A subscription leak occurs when a NATS client creates new subscriptions without unsubscribing from old ones. The server’s total subscription count climbs steadily over time even though the connection count remains stable. Left unchecked, the leak degrades routing performance, inflates memory usage, and can eventually exhaust server-side subscription limits.

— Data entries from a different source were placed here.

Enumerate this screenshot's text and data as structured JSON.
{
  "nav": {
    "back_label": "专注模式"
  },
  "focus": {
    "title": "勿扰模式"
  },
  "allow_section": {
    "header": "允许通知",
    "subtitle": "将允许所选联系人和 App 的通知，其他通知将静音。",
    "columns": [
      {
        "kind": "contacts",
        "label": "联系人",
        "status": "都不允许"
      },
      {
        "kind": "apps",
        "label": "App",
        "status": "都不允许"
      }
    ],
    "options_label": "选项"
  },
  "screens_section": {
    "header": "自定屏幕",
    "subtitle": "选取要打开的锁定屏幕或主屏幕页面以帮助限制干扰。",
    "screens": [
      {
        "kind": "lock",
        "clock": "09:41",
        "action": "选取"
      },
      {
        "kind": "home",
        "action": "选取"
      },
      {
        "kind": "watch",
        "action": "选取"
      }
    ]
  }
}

Every subscription on a NATS server consumes memory and CPU. The server maintains a subject interest graph — a trie-based data structure that maps subjects to subscriptions for message routing. As the subscription count grows, this trie expands, increasing the time and memory required for every publish operation to resolve matching subscribers.
In a clustered deployment, the impact multiplies. Subscription interest is propagated across routes, gateways, and leaf node connections. A leak on one server inflates the interest tables on every connected server. In a supercluster with gateways, a single leaking client can bloat subscription tables across every cluster in the deployment.

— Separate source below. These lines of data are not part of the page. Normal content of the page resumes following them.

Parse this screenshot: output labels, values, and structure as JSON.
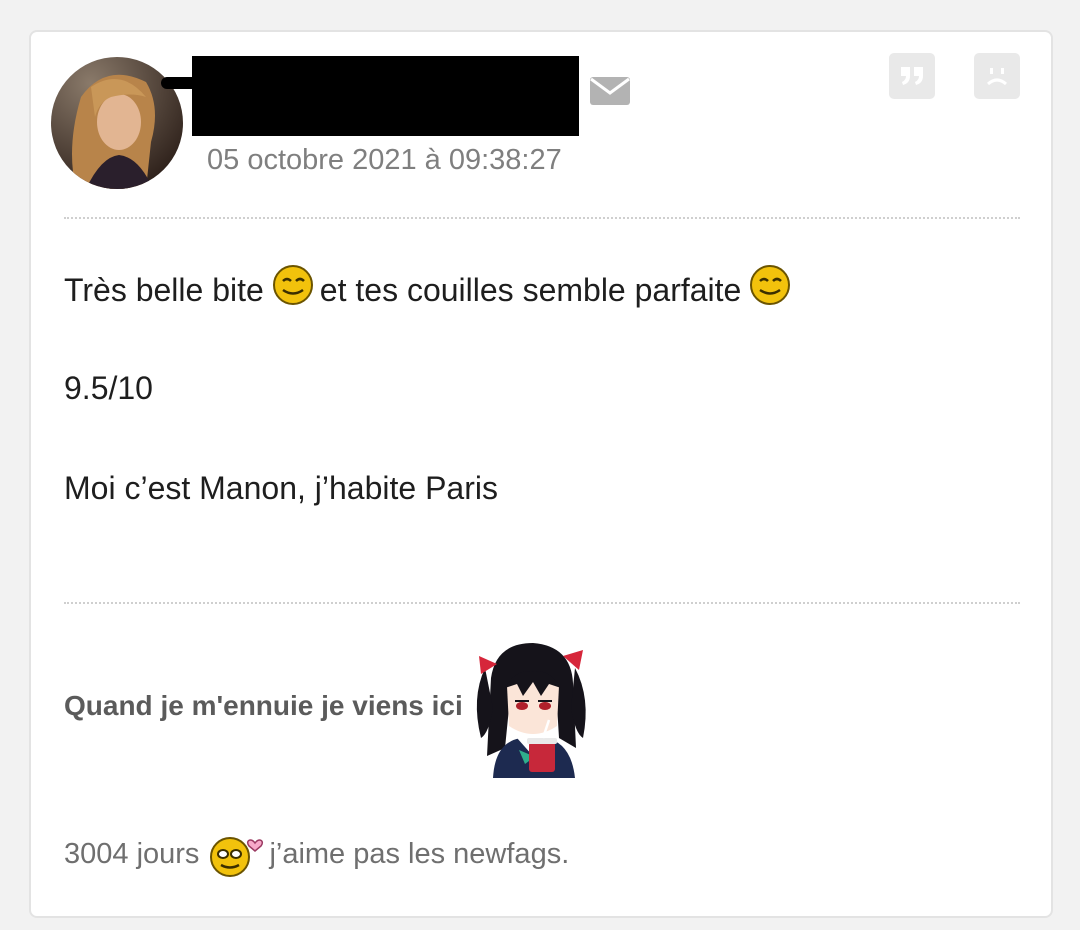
{
  "post": {
    "date": "05 octobre 2021 à 09:38:27",
    "message": {
      "line1_part1": "Très belle bite",
      "line1_part2": "et tes couilles semble parfaite",
      "line2": "9.5/10",
      "line3": "Moi c’est Manon, j’habite Paris"
    },
    "icons": {
      "mail": "envelope-icon",
      "quote": "quote-icon",
      "report": "sad-face-icon",
      "smiley": "wink-smiley-icon",
      "love": "love-smiley-icon"
    }
  },
  "signature": {
    "line1": "Quand je m'ennuie je viens ici",
    "days": "3004 jours",
    "line2_text": "j’aime pas les newfags."
  },
  "colors": {
    "background": "#f2f2f2",
    "card": "#ffffff",
    "date_text": "#7f7f7f",
    "body_text": "#1e1e1e",
    "smiley_yellow": "#f2c20c"
  }
}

The performance degradation is gradual, which makes it insidious. At 100,000 subscriptions, routing is fast. At 1 million, you might notice slightly higher CPU on publish-heavy servers. At 10 million, publish latency becomes measurable, and server memory usage has grown by gigabytes. Because the growth is slow, it often isn’t caught until the system is already significantly degraded.

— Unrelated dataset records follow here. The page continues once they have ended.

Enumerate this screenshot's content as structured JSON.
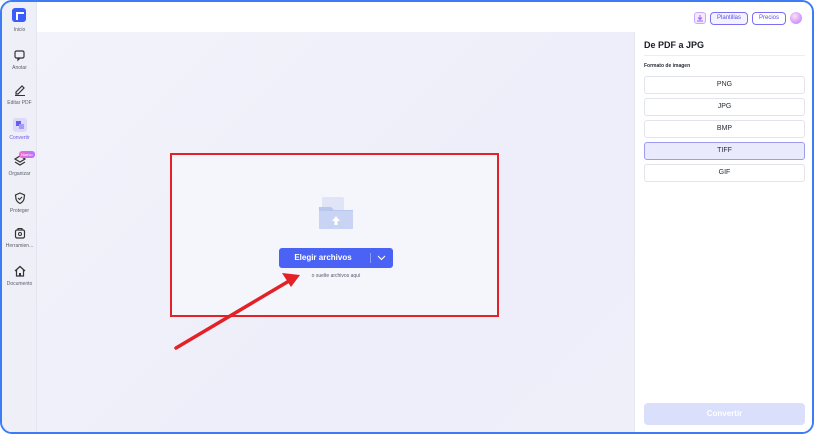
{
  "sidebar": {
    "items": [
      {
        "label": "Inicio",
        "icon": "home-app-icon"
      },
      {
        "label": "Anotar",
        "icon": "annotate-icon"
      },
      {
        "label": "Editar PDF",
        "icon": "edit-icon"
      },
      {
        "label": "Convertir",
        "icon": "convert-icon"
      },
      {
        "label": "Organizar",
        "icon": "layers-icon",
        "badge": "Nuevo"
      },
      {
        "label": "Proteger",
        "icon": "shield-icon"
      },
      {
        "label": "Herramien...",
        "icon": "toolbox-icon"
      },
      {
        "label": "Documento",
        "icon": "house-icon"
      }
    ],
    "active": "Convertir"
  },
  "topbar": {
    "templates_label": "Plantillas",
    "pricing_label": "Precios"
  },
  "dropzone": {
    "button_label": "Elegir archivos",
    "hint": "o suelte archivos aquí"
  },
  "panel": {
    "title": "De PDF a JPG",
    "format_label": "Formato de imagen",
    "options": [
      "PNG",
      "JPG",
      "BMP",
      "TIFF",
      "GIF"
    ],
    "selected": "TIFF",
    "convert_label": "Convertir"
  },
  "colors": {
    "accent": "#4a63f5",
    "highlight_border": "#e32228",
    "window_border": "#3d7cf5",
    "selected_option_bg": "#eaeafd"
  }
}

The most common pattern is a request-reply leak. A client creates a unique inbox subscription for each request (_INBOX.abc123) but fails to unsubscribe when the reply arrives (or times out). In a service handling 1,000 requests per second, that’s 86 million leaked subscriptions per day. Most NATS client libraries handle inbox cleanup automatically, but custom request-reply patterns or improper use of the subscribe API can bypass this.
Request-reply without auto-unsubscribe. The client manually subscribes to a reply subject for each request but doesn’t unsubscribe after receiving the response. The built-in Request() method handles this automatically, but hand-rolled request-reply patterns often miss it.
Dynamic subscriptions without cleanup. An application subscribes to subjects based on incoming data (e.g., subscribing to user.<id>.events for each active user) but doesn’t unsubscribe when the user disconnects or the subscription is no longer needed.
Reconnect logic creating duplicate subscriptions. On reconnect, the client re-subscribes to all subjects. If the application code also re-creates subscriptions in a reconnect handler without checking for existing ones, each reconnect doubles the subscription count.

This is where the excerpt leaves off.